Déjà des soupçons en 2000, selon une mère de famille
La médiatisation de cette affaire a poussé Myriam, une autre mère de famille, à témoigner ce mercredi. Elle raconte les soupçons qui pesaient déjà sur cet instituteur il y a 15 ans, alors qu’il enseignait à Calvisson, à 10 km de Calveirac. Il y avait par exemple ces parents, dit-elle, qui n’osaient plus mettre leur petite fille en robe dans la classe de l’enseignant car «il se passait des trucs». «Il insultait aussi les enfants», se remémore Myriam, qui finit par écrire au rectorat de Montpellier. En vain. L’instituteur reste en place. «Pourquoi le rectorat n’a rien fait?», interroge-t-elle aujourd’hui. «J’espère que des parents vont s’en rappeler et que cette fois ils vont parler». Interrogé sur ce témoignage, le procureur de Nîmes dit n’avoir reçu aucune plainte ou courrier de la part de cette mère de famille mais que ses déclarations seraient naturellement prises en compte dans le cadre de l’enquête. Contacté par Le Figaro, le rectorat de Montpellier n’a pas donné suite à notre demande d’interview.

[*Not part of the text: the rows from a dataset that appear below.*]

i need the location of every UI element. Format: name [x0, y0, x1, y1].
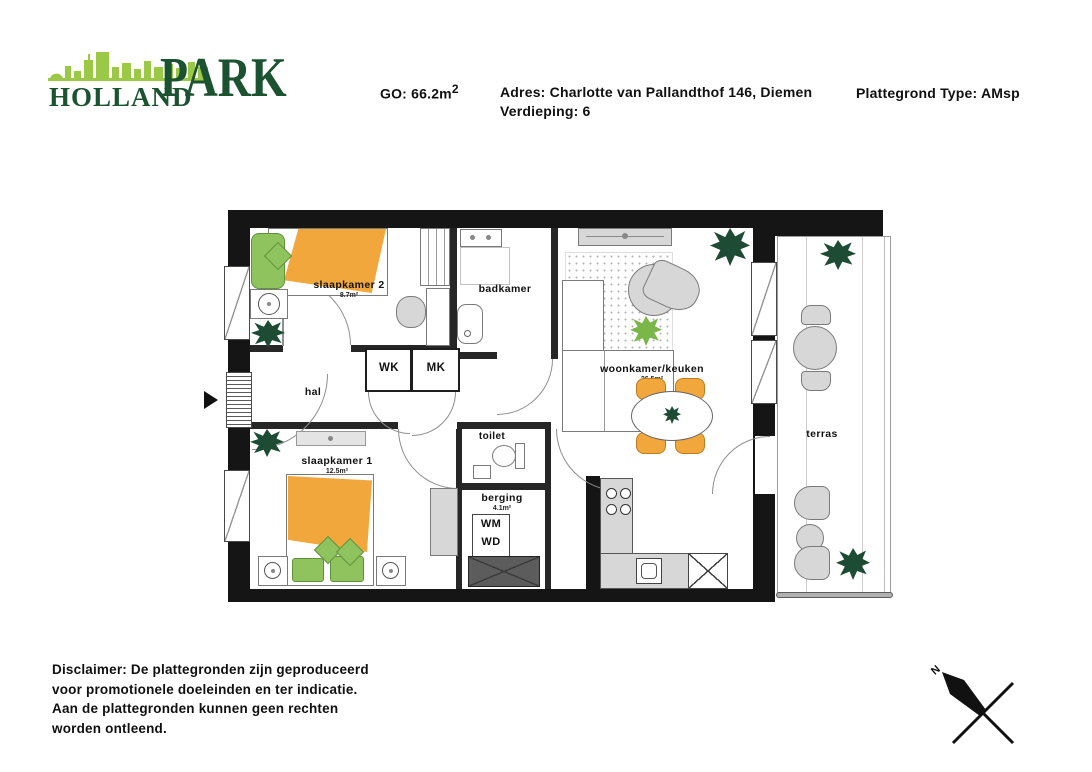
terras-chair [801, 371, 831, 391]
door-arc-slaapkamer1 [398, 429, 458, 489]
hob-burner [606, 504, 617, 515]
slaapkamer2-area: 8.7m² [340, 292, 358, 299]
badkamer-label: badkamer [479, 283, 532, 295]
compass-north-icon: N [928, 658, 1018, 748]
entrance-arrow-icon [204, 391, 218, 409]
wardrobe [430, 488, 458, 556]
wall-bottom [228, 589, 775, 602]
interior-wall [250, 345, 283, 352]
adres-label: Adres: Charlotte van Pallandthof 146, Di… [500, 84, 812, 100]
hob-burner [620, 488, 631, 499]
terras-table [793, 326, 837, 370]
plattegrond-type-label: Plattegrond Type: AMsp [856, 85, 1020, 101]
go-area-value: GO: 66.2m [380, 86, 452, 102]
logo-text-park: PARK [160, 46, 287, 110]
interior-wall [456, 483, 551, 490]
slaapkamer2-label: slaapkamer 2 [313, 279, 384, 291]
entrance-door [226, 372, 252, 428]
berging-label: berging [481, 492, 522, 504]
wd-label: WD [481, 536, 500, 548]
terras-lounge-chair [794, 486, 830, 520]
kitchen-wall-stub [586, 476, 600, 589]
wall-top [228, 210, 775, 228]
door-arc-badkamer [497, 359, 553, 415]
sofa-chaise [562, 280, 604, 354]
hollandpark-logo: HOLLAND PARK [48, 50, 263, 122]
disclaimer-line: Disclaimer: De plattegronden zijn geprod… [52, 660, 452, 680]
kitchen-appliance [688, 553, 728, 589]
closet-divider [410, 348, 413, 392]
interior-wall [450, 228, 457, 352]
wk-label: WK [379, 362, 399, 374]
basin-drain [267, 302, 271, 306]
tv-cabinet-knob [622, 233, 628, 239]
go-area-sup: 2 [452, 82, 459, 96]
interior-wall [545, 422, 551, 589]
plant-icon [250, 429, 284, 457]
plant-icon [251, 320, 285, 348]
sink-faucet [470, 235, 475, 240]
bathtub-drain [464, 330, 471, 337]
disclaimer-line: voor promotionele doeleinden en ter indi… [52, 680, 452, 700]
slaapkamer1-label: slaapkamer 1 [301, 455, 372, 467]
window-woonkamer-lower [751, 340, 777, 404]
toilet-tank [515, 443, 525, 469]
window-woonkamer-upper [751, 262, 777, 336]
terras-railing [776, 592, 893, 598]
toilet-bowl [492, 445, 516, 467]
hob-burner [620, 504, 631, 515]
desk-chair [396, 296, 426, 328]
wm-label: WM [481, 518, 501, 530]
toilet-sink [473, 465, 491, 479]
terras-lounge-chair [794, 546, 830, 580]
berging-area: 4.1m² [493, 505, 511, 512]
lamp-center [389, 569, 393, 573]
floorplan-page: HOLLAND PARK GO: 66.2m2 Adres: Charlotte… [0, 0, 1092, 772]
interior-wall [457, 352, 497, 359]
woonkamer-label: woonkamer/keuken [600, 363, 704, 375]
verdieping-label: Verdieping: 6 [500, 103, 591, 119]
terras-label: terras [806, 428, 838, 440]
bathroom-sink [460, 229, 502, 247]
bathtub [457, 304, 483, 344]
hal-label: hal [305, 386, 321, 398]
plant-icon [710, 228, 750, 266]
interior-wall [457, 422, 551, 429]
toilet-label: toilet [479, 431, 505, 442]
window-slaapkamer1 [224, 470, 250, 542]
terras-floor [777, 236, 891, 593]
sink-faucet [486, 235, 491, 240]
pillow-green [292, 558, 324, 582]
compass-label: N [929, 663, 943, 677]
go-area-label: GO: 66.2m2 [380, 82, 459, 102]
wall-top-terrace [775, 210, 883, 236]
door-arc-terras [712, 436, 770, 494]
terras-deck-line [884, 237, 885, 592]
disclaimer-line: Aan de plattegronden kunnen geen rechten [52, 699, 452, 719]
terras-chair [801, 305, 831, 325]
shower-tray [460, 247, 510, 285]
hob-burner [606, 488, 617, 499]
lamp-center [271, 569, 275, 573]
terras-deck-line [862, 237, 863, 592]
desk [426, 288, 450, 346]
mk-label: MK [427, 362, 446, 374]
storage-unit-dark [468, 556, 540, 587]
kitchen-sink-basin [641, 563, 657, 579]
interior-wall [551, 228, 558, 359]
wardrobe [420, 228, 450, 286]
window-slaapkamer2 [224, 266, 250, 340]
shelf-knob [328, 436, 333, 441]
disclaimer-line: worden ontleend. [52, 719, 452, 739]
disclaimer: Disclaimer: De plattegronden zijn geprod… [52, 660, 452, 738]
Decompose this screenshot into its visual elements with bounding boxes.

L’instituteur qui habitait Carveirac était arrivé dans cette école maternelle en septembre 2016. Il a eu trois épouses successives et deux enfants. Il était connu des services de police pour des violences intrafamiliales sur sa dernière épouse. La perquisition de son domicile et l’exploitation de son matériel informatique n’auraient pour l’instant rien mis en évidence mais les analyses se poursuivaient jeudi. Notamment parce que l’équipement est conséquent et que l’instituteur a une très bonne maîtrise de l’outil informatique, glisse une source proche du dossier.
Mercredi soir, l’instituteur inculpé dormait en prison. Il sera décidé sous quatre jours de son maintien en détention.